Vietnam or Thailand ? Vote for the TOP Country of the Week !

Bijgewerkt: 9 juni 2025


Het glaukonietzand te Vaurigard en Vauves, dat daar de keien bedekt, behoort tot de grofkalklaag en wijst het begin aan der middelste eocene periode. Middelste Eocene Formatie. Onderste grofkalk.

Die zeevorming, die aantoont, dat in de eerste eeuwen der eocene periode, de zee eenen nieuwen inval gedaan heeft, wordt meer naar het zuiden aangewezen door eenen band van ronde strandkeien, die thans door kiezel aan elkander verbonden zijn en nog steeds de grens aanwijzen van den inval der zee.

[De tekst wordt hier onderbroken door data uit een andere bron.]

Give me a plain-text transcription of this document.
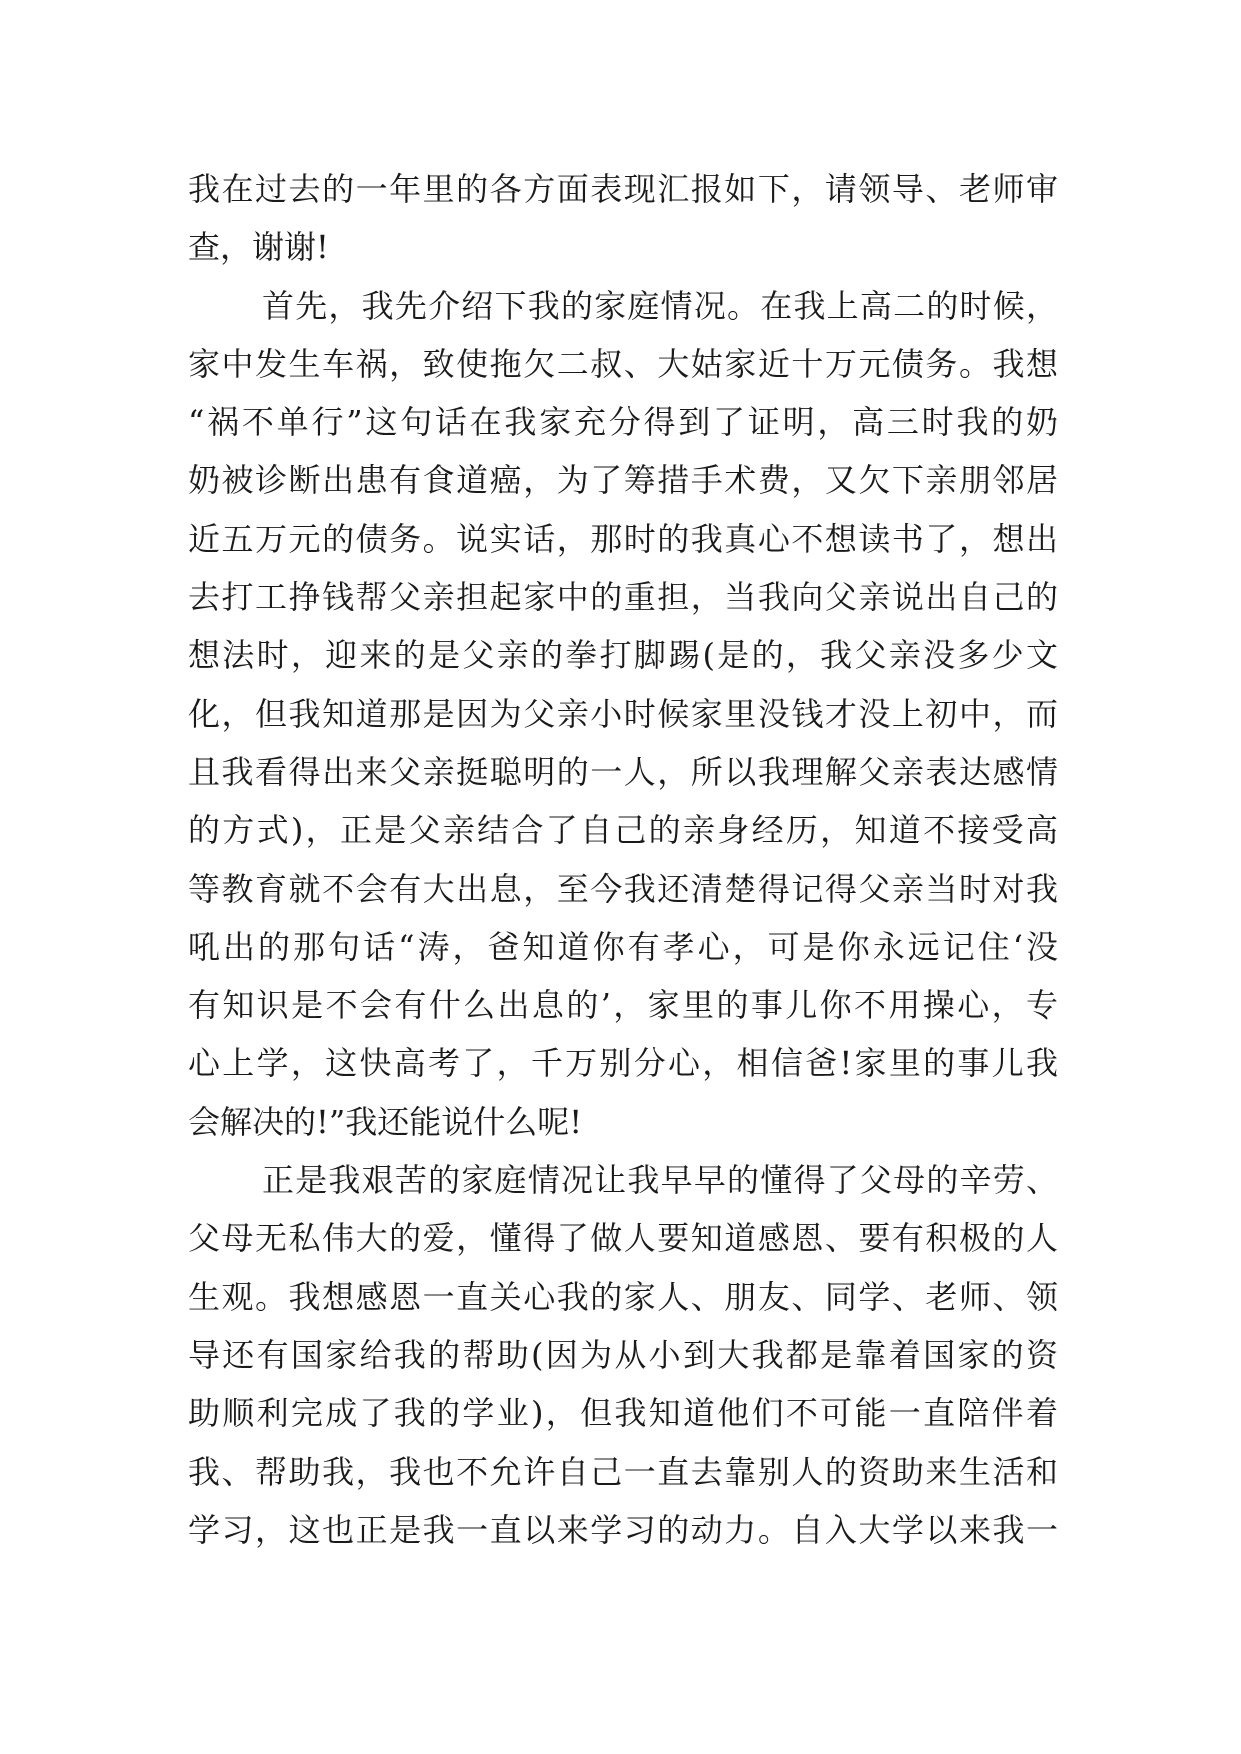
我在过去的一年里的各方面表现汇报如下，请领导、老师审
查，谢谢!
首先，我先介绍下我的家庭情况。在我上高二的时候，
家中发生车祸，致使拖欠二叔、大姑家近十万元债务。我想
“祸不单行”这句话在我家充分得到了证明，高三时我的奶
奶被诊断出患有食道癌，为了筹措手术费，又欠下亲朋邻居
近五万元的债务。说实话，那时的我真心不想读书了，想出
去打工挣钱帮父亲担起家中的重担，当我向父亲说出自己的
想法时，迎来的是父亲的拳打脚踢(是的，我父亲没多少文
化，但我知道那是因为父亲小时候家里没钱才没上初中，而
且我看得出来父亲挺聪明的一人，所以我理解父亲表达感情
的方式)，正是父亲结合了自己的亲身经历，知道不接受高
等教育就不会有大出息，至今我还清楚得记得父亲当时对我
吼出的那句话“涛，爸知道你有孝心，可是你永远记住‘没
有知识是不会有什么出息的’，家里的事儿你不用操心，专
心上学，这快高考了，千万别分心，相信爸!家里的事儿我
会解决的!”我还能说什么呢!
正是我艰苦的家庭情况让我早早的懂得了父母的辛劳、
父母无私伟大的爱，懂得了做人要知道感恩、要有积极的人
生观。我想感恩一直关心我的家人、朋友、同学、老师、领
导还有国家给我的帮助(因为从小到大我都是靠着国家的资
助顺利完成了我的学业)，但我知道他们不可能一直陪伴着
我、帮助我，我也不允许自己一直去靠别人的资助来生活和
学习，这也正是我一直以来学习的动力。自入大学以来我一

De Jurastreek en een groot gedeelte van de omgeving der centrale bergvlakte van Frankrijk zijn op verscheidene plaatsen bedekt door eene bijzondere formatie, die wegens den overvloed van korrelig ijzererts den naam gekregen heeft van siderolithische formatie. Die formatie dagteekent van de tweede helft der eocene periode.

De lagen phosphorzure kalk, die men in zoo groote menigte te Quercy vindt, hebben in menig opzicht groote overeenkomst met de siderolithische formatie, en schijnen even als deze grootendeels tot de laatste helft der eocene periode te behooren. Die lagen bevatten een groot aantal fossielen, vooral van zoogdieren.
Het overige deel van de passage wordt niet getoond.